Más tarde me hice tigresa de Mompracém. Fui la novia de Sandokán y navegué los mares del mundo. Obviaba la existencia de Mariana en tierra. Qué me importaba a mí que ella lo tuviera un rato. Yo era la que hacía los abordajes, la que saltaba sobre los enemigos con el kriss de punta envenenada entre los dientes, disfrazada de hombre con camisa de mangas abullonadas, babuchas negras y botas altas. Hoy en día, después de los abordajes nos sentaríamos en la popa de nuestro praho, Sandokán y yo, a mirar en silencio la estela que dejamos en altamar.

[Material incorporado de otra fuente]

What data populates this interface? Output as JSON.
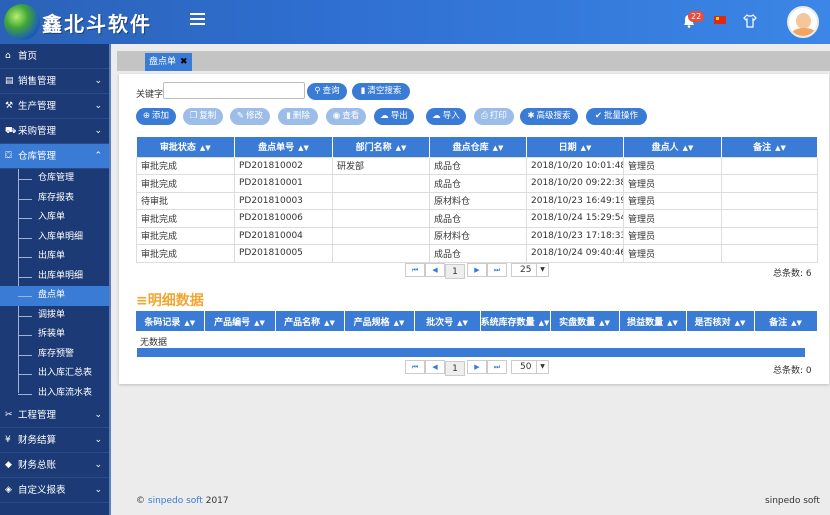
{
  "header": {
    "brand": "鑫北斗软件",
    "notification_count": "22",
    "colors": {
      "accent": "#3a7bd5",
      "sidebar": "#1c3b76",
      "section_title": "#f2a632"
    }
  },
  "sidebar": {
    "items": [
      {
        "label": "首页",
        "icon": "home-icon"
      },
      {
        "label": "销售管理",
        "icon": "list-icon"
      },
      {
        "label": "生产管理",
        "icon": "wrench-icon"
      },
      {
        "label": "采购管理",
        "icon": "cart-icon"
      },
      {
        "label": "仓库管理",
        "icon": "bag-icon"
      }
    ],
    "sub_items": [
      "仓库管理",
      "库存报表",
      "入库单",
      "入库单明细",
      "出库单",
      "出库单明细",
      "盘点单",
      "调拨单",
      "拆装单",
      "库存预警",
      "出入库汇总表",
      "出入库流水表"
    ],
    "bottom_items": [
      {
        "label": "工程管理",
        "icon": "tools-icon"
      },
      {
        "label": "财务结算",
        "icon": "money-icon"
      },
      {
        "label": "财务总账",
        "icon": "ledger-icon"
      },
      {
        "label": "自定义报表",
        "icon": "report-icon"
      }
    ]
  },
  "tabs": [
    {
      "label": "盘点单",
      "close": "✖"
    }
  ],
  "search": {
    "label": "关键字",
    "value": "",
    "query_button": "查询",
    "clear_button": "清空搜索"
  },
  "toolbar": {
    "add": "添加",
    "copy": "复制",
    "edit": "修改",
    "delete": "删除",
    "view": "查看",
    "export": "导出",
    "import": "导入",
    "print": "打印",
    "advanced": "高级搜索",
    "batch": "批量操作"
  },
  "main_table": {
    "headers": [
      "审批状态",
      "盘点单号",
      "部门名称",
      "盘点仓库",
      "日期",
      "盘点人",
      "备注"
    ],
    "rows": [
      [
        "审批完成",
        "PD201810002",
        "研发部",
        "成品仓",
        "2018/10/20 10:01:48",
        "管理员",
        ""
      ],
      [
        "审批完成",
        "PD201810001",
        "",
        "成品仓",
        "2018/10/20 09:22:38",
        "管理员",
        ""
      ],
      [
        "待审批",
        "PD201810003",
        "",
        "原材料仓",
        "2018/10/23 16:49:19",
        "管理员",
        ""
      ],
      [
        "审批完成",
        "PD201810006",
        "",
        "成品仓",
        "2018/10/24 15:29:54",
        "管理员",
        ""
      ],
      [
        "审批完成",
        "PD201810004",
        "",
        "原材料仓",
        "2018/10/23 17:18:33",
        "管理员",
        ""
      ],
      [
        "审批完成",
        "PD201810005",
        "",
        "成品仓",
        "2018/10/24 09:40:46",
        "管理员",
        ""
      ]
    ],
    "page": "1",
    "page_size": "25",
    "total": "总条数: 6"
  },
  "detail": {
    "title": "≡明细数据",
    "headers": [
      "条码记录",
      "产品编号",
      "产品名称",
      "产品规格",
      "批次号",
      "系统库存数量",
      "实盘数量",
      "损益数量",
      "是否核对",
      "备注"
    ],
    "empty": "无数据",
    "page": "1",
    "page_size": "50",
    "total": "总条数: 0"
  },
  "footer": {
    "copyright": "©",
    "brand": "sinpedo soft",
    "year": "2017",
    "right": "sinpedo soft"
  }
}
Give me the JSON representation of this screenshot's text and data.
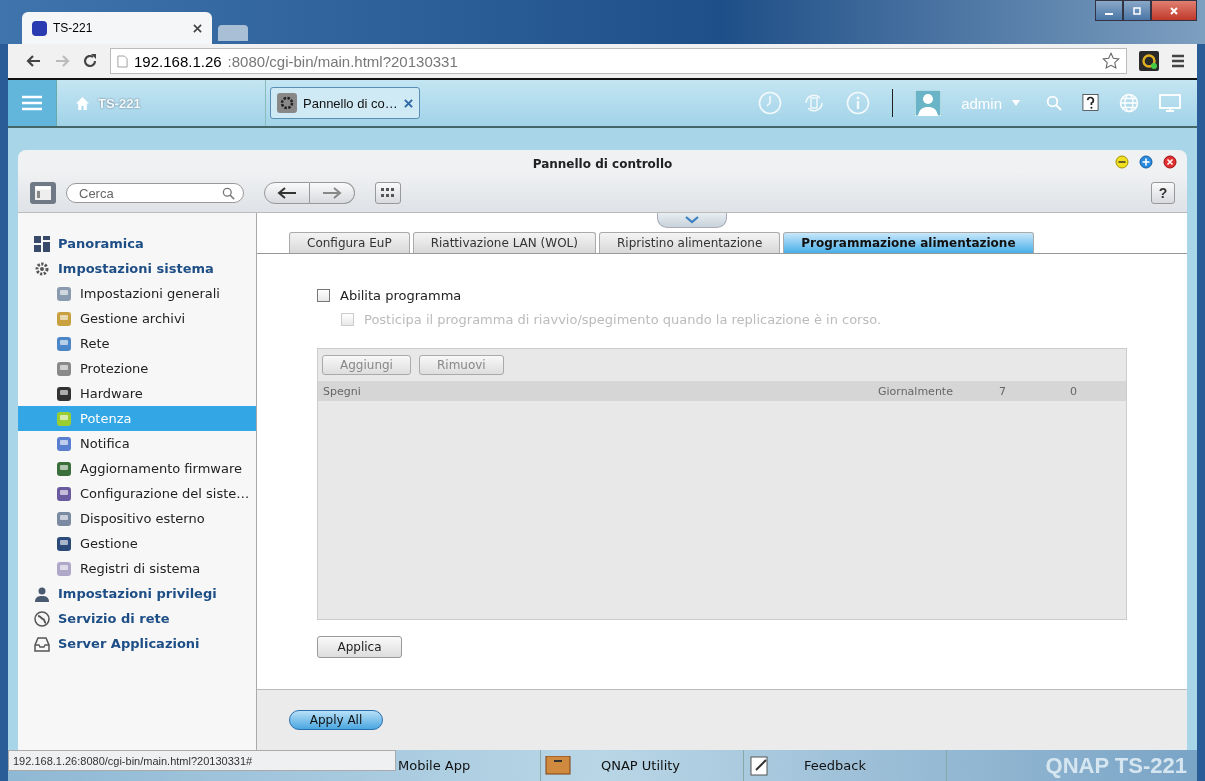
{
  "browser": {
    "tab_title": "TS-221",
    "url_host": "192.168.1.26",
    "url_rest": ":8080/cgi-bin/main.html?20130331"
  },
  "top_bar": {
    "home_label": "TS-221",
    "app_tab": "Pannello di co…",
    "user": "admin"
  },
  "window": {
    "title": "Pannello di controllo",
    "search_placeholder": "Cerca",
    "help_label": "?"
  },
  "sidebar": [
    {
      "label": "Panoramica",
      "selected": false
    },
    {
      "label": "Impostazioni sistema",
      "selected": false,
      "children": [
        {
          "label": "Impostazioni generali",
          "selected": false
        },
        {
          "label": "Gestione archivi",
          "selected": false
        },
        {
          "label": "Rete",
          "selected": false
        },
        {
          "label": "Protezione",
          "selected": false
        },
        {
          "label": "Hardware",
          "selected": false
        },
        {
          "label": "Potenza",
          "selected": true
        },
        {
          "label": "Notifica",
          "selected": false
        },
        {
          "label": "Aggiornamento firmware",
          "selected": false
        },
        {
          "label": "Configurazione del siste…",
          "selected": false
        },
        {
          "label": "Dispositivo esterno",
          "selected": false
        },
        {
          "label": "Gestione",
          "selected": false
        },
        {
          "label": "Registri di sistema",
          "selected": false
        }
      ]
    },
    {
      "label": "Impostazioni privilegi",
      "selected": false
    },
    {
      "label": "Servizio di rete",
      "selected": false
    },
    {
      "label": "Server Applicazioni",
      "selected": false
    }
  ],
  "tabs": [
    {
      "label": "Configura EuP",
      "selected": false
    },
    {
      "label": "Riattivazione LAN (WOL)",
      "selected": false
    },
    {
      "label": "Ripristino alimentazione",
      "selected": false
    },
    {
      "label": "Programmazione alimentazione",
      "selected": true
    }
  ],
  "options": [
    {
      "label": "Abilita programma",
      "checked": false,
      "disabled": false
    },
    {
      "label": "Posticipa il programma di riavvio/spegimento quando la replicazione è in corso.",
      "checked": false,
      "disabled": true
    }
  ],
  "table": {
    "buttons": [
      {
        "label": "Aggiungi",
        "disabled": true
      },
      {
        "label": "Rimuovi",
        "disabled": true
      }
    ],
    "rows": [
      [
        "Spegni",
        "Giornalmente",
        "7",
        "0"
      ]
    ]
  },
  "apply": "Applica",
  "apply_all": "Apply All",
  "dock": [
    "Mobile App",
    "QNAP Utility",
    "Feedback"
  ],
  "dock_logo": "QNAP TS-221",
  "status_url": "192.168.1.26:8080/cgi-bin/main.html?20130331#"
}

En la misma colección de Bruguera de clásicos para niños en la que estaba Perseo, leí La gitanilla valiente. En las ilustraciones una niñita rubia vivía en carromato con una tribu de gitanos. ¡Esas polleras de volados, esas pulseras, los pañuelos de colores en la cabeza, las tobilleras y los pies descalzos! Cuando lo normal era tenerle miedo a las gitanas porque se robaban a los niños que se portaban mal, yo me dormía rezando para que me llevaran con ellas. También quería que me robaran las monas de Tarzán. Tenía la idea de que las monas eran muy cariñosas, en las fotos y en los dibujos siempre abrazaban a sus monitos, y ya entonces la fantasía de correr por la selva en paños menores me tentaba mucho. En otro libro estaba la ilustración de Rómulo y Remo. Seríamos Rómulo, Remo e Inés, entonces. Yo también quería una madre loba.
Hablar con los animales era un deseo profundo. Que fueran mansos conmigo y solo conmigo, entender su lengua, mezclarme con ellos. En la vida real les tuve terror a los caballos hasta los diez años, pero en mi mente, me seguían como perritos todos los animales, hasta los leones, los tigres y los cocodrilos.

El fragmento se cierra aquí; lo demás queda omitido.